I have written to my UK counterpart to ask that we have a constructive dialogue on those matters. I have yet to hear back from her, but I hope that we can work towards that so that we can have a successful launch of Scotland’s deposit return scheme.
Will the minister tell me what analysis she has undertaken of, and what estimates she can give about, the cost to businesses—which will now not be recovered, at least in the short term—because of her shambolic attempt at a roll-out? Has the Scottish Government taken legal advice relating to any compensation schemes?

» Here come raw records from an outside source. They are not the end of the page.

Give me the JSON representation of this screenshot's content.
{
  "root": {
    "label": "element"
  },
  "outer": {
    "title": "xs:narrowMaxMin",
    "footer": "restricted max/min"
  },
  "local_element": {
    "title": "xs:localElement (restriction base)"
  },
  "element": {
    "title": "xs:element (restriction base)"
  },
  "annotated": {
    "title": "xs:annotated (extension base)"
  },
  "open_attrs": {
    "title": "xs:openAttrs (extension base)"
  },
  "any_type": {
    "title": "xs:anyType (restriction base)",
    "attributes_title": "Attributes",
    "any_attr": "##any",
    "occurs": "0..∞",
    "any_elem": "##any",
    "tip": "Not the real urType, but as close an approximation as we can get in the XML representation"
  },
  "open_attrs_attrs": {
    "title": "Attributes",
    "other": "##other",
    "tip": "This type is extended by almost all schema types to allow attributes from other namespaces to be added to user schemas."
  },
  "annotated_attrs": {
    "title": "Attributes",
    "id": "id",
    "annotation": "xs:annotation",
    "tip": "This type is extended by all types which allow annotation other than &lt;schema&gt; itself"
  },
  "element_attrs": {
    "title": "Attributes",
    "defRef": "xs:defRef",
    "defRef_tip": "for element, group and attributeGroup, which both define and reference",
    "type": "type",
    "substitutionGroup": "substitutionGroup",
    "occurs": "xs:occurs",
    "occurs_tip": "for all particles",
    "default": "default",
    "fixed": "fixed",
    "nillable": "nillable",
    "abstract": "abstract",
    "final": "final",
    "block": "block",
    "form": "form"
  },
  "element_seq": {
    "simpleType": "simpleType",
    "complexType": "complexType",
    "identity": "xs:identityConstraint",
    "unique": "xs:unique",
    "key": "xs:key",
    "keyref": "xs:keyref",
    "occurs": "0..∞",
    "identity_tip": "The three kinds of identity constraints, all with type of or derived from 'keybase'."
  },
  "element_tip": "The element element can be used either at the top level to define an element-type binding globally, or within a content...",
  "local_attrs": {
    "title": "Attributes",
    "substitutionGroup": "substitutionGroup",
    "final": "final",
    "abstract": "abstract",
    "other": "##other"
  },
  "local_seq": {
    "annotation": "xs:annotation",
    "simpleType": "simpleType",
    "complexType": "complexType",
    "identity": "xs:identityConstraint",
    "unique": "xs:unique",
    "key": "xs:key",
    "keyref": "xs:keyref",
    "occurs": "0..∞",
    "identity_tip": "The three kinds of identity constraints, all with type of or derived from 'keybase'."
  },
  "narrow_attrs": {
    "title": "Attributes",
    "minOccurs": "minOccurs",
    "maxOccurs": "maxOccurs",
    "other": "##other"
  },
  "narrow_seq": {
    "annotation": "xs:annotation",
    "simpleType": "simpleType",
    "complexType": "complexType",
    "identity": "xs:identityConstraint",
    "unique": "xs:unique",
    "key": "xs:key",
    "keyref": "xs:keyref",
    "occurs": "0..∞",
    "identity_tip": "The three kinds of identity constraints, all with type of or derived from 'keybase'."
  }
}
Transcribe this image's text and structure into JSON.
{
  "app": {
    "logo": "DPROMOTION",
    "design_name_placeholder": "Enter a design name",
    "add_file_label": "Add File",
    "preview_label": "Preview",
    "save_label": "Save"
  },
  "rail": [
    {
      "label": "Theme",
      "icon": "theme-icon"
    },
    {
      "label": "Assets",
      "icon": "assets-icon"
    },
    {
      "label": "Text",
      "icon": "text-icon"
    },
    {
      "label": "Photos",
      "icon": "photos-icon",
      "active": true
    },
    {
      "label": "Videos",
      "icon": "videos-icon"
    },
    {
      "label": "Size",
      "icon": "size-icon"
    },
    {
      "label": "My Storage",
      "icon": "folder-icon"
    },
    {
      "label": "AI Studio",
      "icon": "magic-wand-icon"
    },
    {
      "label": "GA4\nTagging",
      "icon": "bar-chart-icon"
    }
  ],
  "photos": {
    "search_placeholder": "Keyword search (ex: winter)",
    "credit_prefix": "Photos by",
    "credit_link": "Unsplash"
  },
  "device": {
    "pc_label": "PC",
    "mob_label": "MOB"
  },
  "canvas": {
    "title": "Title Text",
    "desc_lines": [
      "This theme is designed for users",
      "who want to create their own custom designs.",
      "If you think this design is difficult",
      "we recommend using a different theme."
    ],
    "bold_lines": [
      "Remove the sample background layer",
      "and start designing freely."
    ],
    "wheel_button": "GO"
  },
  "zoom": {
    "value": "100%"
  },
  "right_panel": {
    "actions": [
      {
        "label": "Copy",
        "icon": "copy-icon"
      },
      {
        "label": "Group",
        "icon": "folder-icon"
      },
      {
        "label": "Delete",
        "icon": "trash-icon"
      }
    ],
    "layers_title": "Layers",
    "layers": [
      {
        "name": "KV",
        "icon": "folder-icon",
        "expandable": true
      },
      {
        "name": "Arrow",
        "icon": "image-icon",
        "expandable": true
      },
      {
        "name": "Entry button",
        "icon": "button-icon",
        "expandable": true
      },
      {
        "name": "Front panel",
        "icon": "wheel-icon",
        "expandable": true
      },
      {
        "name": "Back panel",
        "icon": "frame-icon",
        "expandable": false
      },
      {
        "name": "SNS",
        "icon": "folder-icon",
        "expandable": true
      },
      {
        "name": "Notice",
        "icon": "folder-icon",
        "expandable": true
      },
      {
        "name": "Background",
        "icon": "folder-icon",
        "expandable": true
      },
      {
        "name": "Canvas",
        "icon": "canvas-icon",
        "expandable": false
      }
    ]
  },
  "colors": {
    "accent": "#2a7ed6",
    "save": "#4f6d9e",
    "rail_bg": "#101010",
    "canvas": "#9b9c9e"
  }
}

We have, of course, taken advice from many quarters on how to proceed with the scheme. We know that businesses in Scotland have invested hundreds of millions of pounds ahead of the launch of the scheme based on the regulations that were passed by the Parliament. We thank all the businesses that made that investment in good faith, and we look forward to working towards launching Scotland’s deposit return scheme so that those investments can be put to good use.
People who have been campaigning for years to get a deposit return scheme will be, justifiably, incredibly angry and worried about the delay, which has been caused by the utter contempt that is shown towards the Parliament by the Westminster Tory Government. What does the minister say to people who are worried about the likely impact on Scotland’s environment and the impact on our democracy in Scotland?
I say to those people that I share their concerns. I share their concerns that the UK Government is not committed to protecting our environment and that it will seek to block any legislation from the Scottish Parliament to prevent damage to our environment and to tackle the climate emergency. Some of the businesses that the First Minister and I spoke with this morning said that they had already worked for six or seven years with the Scottish Government towards getting the scheme launched.
It has been an enormous investment on our part and on the part of Scottish businesses, and to have it torpedoed at the last minute by Alister Jack, who has used the clumsy tool of the 2020 act to prevent the scheme from going forward as this Parliament passed it, is extremely frustrating.
The UK Conservative Government that Scotland did not vote for is, yet again, holding Scotland back and preventing democratically supported policies and laws from being implemented.
Does the minister agree that being held back by the slowest deposit return scheme in the convoy when other international countries already have a scheme does not tackle waste or pollution or help the environment? Also, what state is the partial deposit return scheme for England actually in, and what guarantee is there that it will even be ready for 2025?
It is not only the slowest scheme but the least ambitious one. The UK has dragged both Scotland and Wales down to the lowest common denominator. Deposit return schemes are normal. There are more than 50 such schemes around the world. It is normal to have a system in which industry pays to collect and recycle the materials that it produces. In the UK and Scotland, that cost has to be borne by the taxpayer—that is not normal and it is not the way forward.
As to the UK scheme, we do not know what state it is in—no regulations have been passed and there are no dates for when the legislation might be passed. The UK Government says that it will happen in October 2025, which is the date that it aspires to. That is the date that we will aspire to because that is the best information that we have at this time. However, as with all these matters, until the UK can give us certainty on that, we will have to treat that date with some degree of scepticism.
That concludes the ministerial statement on the deposit return scheme. My apologies to those members whom I was unable to call, but I am conscious of the need to protect time for the next item of business.